Genesis 18:1-15
De droom van Abraham krijgt langzaam aan gestalte in het verhaal dat wij dezer dagen uit Genesis lezen. Een droom van een groot volk dat op een nieuwe manier met elkaar en met een God om zou leren gaan. Abraham begint daar zelf maar mee als hij een aantal vreemdelingen in de buurt van het kampement ziet. Brood en een geslacht kalf moeten worden bereid om de vreemdelingen te eten te geven. Je moet maar durven, vreemdelingen die onverwacht opduiken uit de woestijn. Nu was Abraham wel vergezeld van een stevig leger, dat net een aantal rovers had verslagen, maar toch. Gastvrijheid kent voor ons grenzen, speciale gevangenissen zelfs, voor Abraham kennelijk niet. Die vreemdelingen hebben een bijzondere boodschap namelijk dat zo’n houding als die van Abraham pas echt vruchtbaar is.

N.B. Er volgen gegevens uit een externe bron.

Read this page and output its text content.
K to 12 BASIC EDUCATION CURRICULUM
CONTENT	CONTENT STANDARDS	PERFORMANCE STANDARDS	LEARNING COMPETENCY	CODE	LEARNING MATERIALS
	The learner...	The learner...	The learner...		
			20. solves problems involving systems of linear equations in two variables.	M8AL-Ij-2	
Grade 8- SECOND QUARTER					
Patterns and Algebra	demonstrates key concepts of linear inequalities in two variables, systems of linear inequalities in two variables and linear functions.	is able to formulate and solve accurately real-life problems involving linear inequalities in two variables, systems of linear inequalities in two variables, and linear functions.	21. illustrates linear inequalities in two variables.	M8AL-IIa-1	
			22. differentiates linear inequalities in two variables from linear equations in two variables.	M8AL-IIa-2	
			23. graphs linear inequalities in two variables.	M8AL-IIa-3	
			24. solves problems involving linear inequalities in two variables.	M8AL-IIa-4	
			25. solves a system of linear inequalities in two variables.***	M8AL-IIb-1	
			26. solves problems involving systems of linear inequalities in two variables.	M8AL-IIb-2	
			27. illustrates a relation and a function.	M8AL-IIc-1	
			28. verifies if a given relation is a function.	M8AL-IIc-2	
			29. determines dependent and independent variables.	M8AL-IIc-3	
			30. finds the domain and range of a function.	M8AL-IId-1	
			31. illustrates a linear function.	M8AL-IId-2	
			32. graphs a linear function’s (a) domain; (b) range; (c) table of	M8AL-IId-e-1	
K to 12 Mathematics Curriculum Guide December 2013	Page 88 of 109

Sara die het brood heeft gebakken en stiekum ziet of ze ook mee mag doen lacht verbaasd. Ze mag kennelijk ook meedoen, ze wordt opgemerkt, de liefde voor de naaste, voor de vreemdeling ook , betrekt ook haar in het verhaal. Niet het uiterlijk vertoon van de eerste te willen zijn en daar anderen voor gebruiken. Hagar had een eigen plaats gekregen in het verhaal en de zoon van Hagar, Ismael , bleef de zoon van Hagar en werd nooit de zoon van Sarai zoals ze had voorgesteld. Maar brood bakken en delen met vreemdelingen dat maakte haar pas vruchtbaar, naastenliefde levert pas een toekomst op.Van delen wordt je rijker.

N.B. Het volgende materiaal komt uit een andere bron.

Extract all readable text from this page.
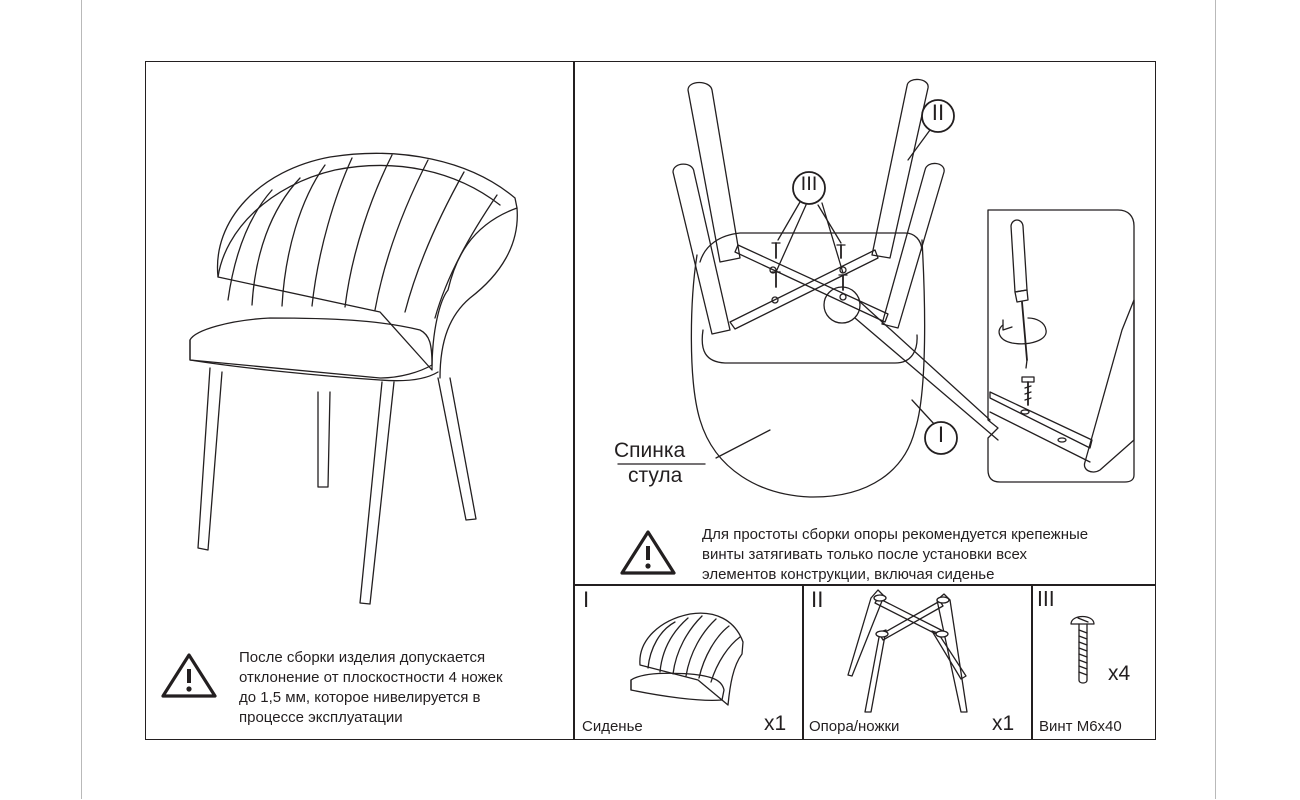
После сборки изделия допускается
отклонение от плоскостности 4 ножек
до 1,5 мм, которое нивелируется в
процессе эксплуатации
II
III
I
Спинка
стула
Для простоты сборки опоры рекомендуется крепежные
винты затягивать только после установки всех
элементов конструкции, включая сиденье
I
Сиденье	x1
II
Опора/ножки	x1
III
Винт М6х40
x4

Van die droom en van die houding kunnen we heel veel leren. Want hebben wij een toekomst, heeft ons volk een toekomst als we ieder voor zich naar hebben en houden blijven streven, of hebben we als volk een toekomst als we bereid zijn te delen met de mensen om ons heen. Abraham betrok eerst zijn knechten en slaven in zijn verhaal door ze allen te laten besnijden, en alleen de mannen hoefden besneden te worden, en vervolgens schonk hij aandacht aan de vreemdelingen die voorbij kwamen. Bij ons moet de Protestantse Kerk Nederland recht zoeken bij de Europeese Rechter om recht te krijgen voor vreemdelingen die in gevangenissen worden opgesloten zonder dat ze een misdrijf hebben begaan. De PKN zoekt recht voor hen omdat anders dit verhaal van Abraham niet meer verteld kan worden. Want waarom toen wel en vandaag bij ons niet? Het mag ook bij ons, elke dag opnieuw, ook vandaag, gastvrij de vreemdelingen ontvangen.